SEBRING - The Lake Denton Citizens Advisory Committee has decided to draft a long-range management plan for this exceptionally clear lake, where public access was closed for eight months and is now restricted.

The seven-member committee, appointed by the Highlands County commissioners in October 2007, voted unanimously Thursday to launch the planning effort.

The committee also accepted the offer of The Phoenix Environmental Group Inc., to work with the committee on drafting the plan at no charge.

Russell Danser of Sebring, president of Phoenix Environmental, offered the firm's services pro bono as a "technical advisory team."

Clell Ford, county lakes manager; Erin McCarta, assistant lakes manager; and Vicki Pontius, director of parks and recreation, also will be assisting the committee.

"In the past," said committee member Terry Burkholder, "what we have done is react to problems." He said a management plan would be based on detailed information so that problems can be anticipated and "when they come up we can make intelligent decisions."

Committee members accepted Danser's recommendation that the management plan, which would go to the county commissioners for adoption, have four main goals: conservation of natural resources; protecting private property rights; planning public access and recreational opportunities; and developing a plan that can "be implemented in a fiscally responsible manner."

The committee set a goal of delivering the proposed plan to the county commissioners in nine months.

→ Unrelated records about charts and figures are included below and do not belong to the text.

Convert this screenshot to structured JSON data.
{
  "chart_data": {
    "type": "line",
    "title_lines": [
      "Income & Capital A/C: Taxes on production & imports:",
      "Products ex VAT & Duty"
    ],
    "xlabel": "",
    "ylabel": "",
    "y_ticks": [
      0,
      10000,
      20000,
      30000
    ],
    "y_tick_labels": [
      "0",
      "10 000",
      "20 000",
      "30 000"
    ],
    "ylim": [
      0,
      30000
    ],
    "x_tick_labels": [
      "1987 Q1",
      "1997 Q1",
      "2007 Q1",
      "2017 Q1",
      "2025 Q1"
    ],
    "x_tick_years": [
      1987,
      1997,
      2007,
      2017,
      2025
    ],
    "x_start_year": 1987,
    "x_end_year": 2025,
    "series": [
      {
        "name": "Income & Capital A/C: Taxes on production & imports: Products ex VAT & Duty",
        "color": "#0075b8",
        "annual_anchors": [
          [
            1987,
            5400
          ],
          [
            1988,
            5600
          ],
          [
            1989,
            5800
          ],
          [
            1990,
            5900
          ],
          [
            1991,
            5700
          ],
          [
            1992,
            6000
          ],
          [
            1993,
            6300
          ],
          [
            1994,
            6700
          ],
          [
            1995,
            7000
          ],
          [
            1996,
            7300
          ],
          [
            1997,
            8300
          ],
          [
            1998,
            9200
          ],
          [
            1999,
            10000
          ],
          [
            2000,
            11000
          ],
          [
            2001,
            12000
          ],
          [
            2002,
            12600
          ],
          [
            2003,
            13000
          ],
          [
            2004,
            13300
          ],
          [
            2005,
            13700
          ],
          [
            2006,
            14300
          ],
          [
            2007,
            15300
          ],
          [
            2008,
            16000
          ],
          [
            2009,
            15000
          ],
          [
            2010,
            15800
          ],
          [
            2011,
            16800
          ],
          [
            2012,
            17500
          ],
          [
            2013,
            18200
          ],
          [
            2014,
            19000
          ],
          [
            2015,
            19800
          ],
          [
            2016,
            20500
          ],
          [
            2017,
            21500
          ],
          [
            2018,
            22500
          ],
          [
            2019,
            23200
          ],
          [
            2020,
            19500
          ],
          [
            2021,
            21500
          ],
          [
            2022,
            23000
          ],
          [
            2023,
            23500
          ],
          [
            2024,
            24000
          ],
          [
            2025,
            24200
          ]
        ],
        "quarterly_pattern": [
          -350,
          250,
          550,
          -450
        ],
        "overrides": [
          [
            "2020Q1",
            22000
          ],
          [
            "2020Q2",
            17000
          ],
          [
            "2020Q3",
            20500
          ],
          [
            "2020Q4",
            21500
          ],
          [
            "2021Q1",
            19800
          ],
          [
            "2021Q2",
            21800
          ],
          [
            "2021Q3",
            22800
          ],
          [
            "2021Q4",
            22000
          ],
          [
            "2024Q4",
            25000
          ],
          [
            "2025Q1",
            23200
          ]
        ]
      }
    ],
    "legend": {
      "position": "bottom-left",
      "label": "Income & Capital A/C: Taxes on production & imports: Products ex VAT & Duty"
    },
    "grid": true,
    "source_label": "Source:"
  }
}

Commissioner Don Bates, who chairs the meetings as a non-voting member of the committee, scheduled meetings to work on the management plan for 5 p.m. on the second Thursday of each month in a conference room at the Bert J. Harris Jr. Agricultural Center.

While the committee's meetings are public, the committee decided to send e-mail invitations to members of groups concerned with lakes, including the Highlands County Lakes Association, the Friends of Istokpoga, and the Lake Istokpoga Management Committee.

Danser said that while the management plan will be "site specific" for Lake Denton, the more public input the better as the committee works on recommendations for the county commissioners.

While the committee is looking at a long-term plan, Pontius said it will probably have to make a recommendation before summer on preventing people from swimming off the county's 40-foot wide public access road to the lake.

"Swimming is not allowed, this is not a permitted swim area," Pontius told the committee.

In August 2007, the county commissioners voted 3-2 to close public access to the Lake Denton due to complaints from homeowners. Complaints included alcohol and drug use at night on the county's public access site, illegal parking that clogged Lake Denton Drive, and rude and obscene behavior by some people who used the county's lake access point.

Public access to the lake was closed from mid September 2007 until Labor Day weekend of 2008.

Based on the committee's recommendations, the commissioners reopened public access on a limited basis last summer, from Memorial Day through Labor Day, from 8 a.m. to 4 p.m. daily. Parking was limited to nine spaces and a gate was installed.

Through the summer season, a county attendant collected the $25 fee for scuba divers, charged only on Saturdays, Sundays and weekends, and turned away people intending to swim off the county's 40-foot wide access to the lake.

Public access was again closed between Labor Day and late November, when it was reopened, with no fees, from 8 a.m. to 4 p.m. daily.

Since September 2007, virtually all scuba divers have been getting into Lake Denton through the Baptist church camp, located next to the county's lake access point. The non-profit church camp charges divers $10 for lake access.

Swimming off the county's public access road has not been an issue since the summer of 2007, Pontius said, but could become a problem with the arrival of summer weather. The county no longer has an attendant monitoring its lake access point.

"We're going to have to look at that again before summer," she said.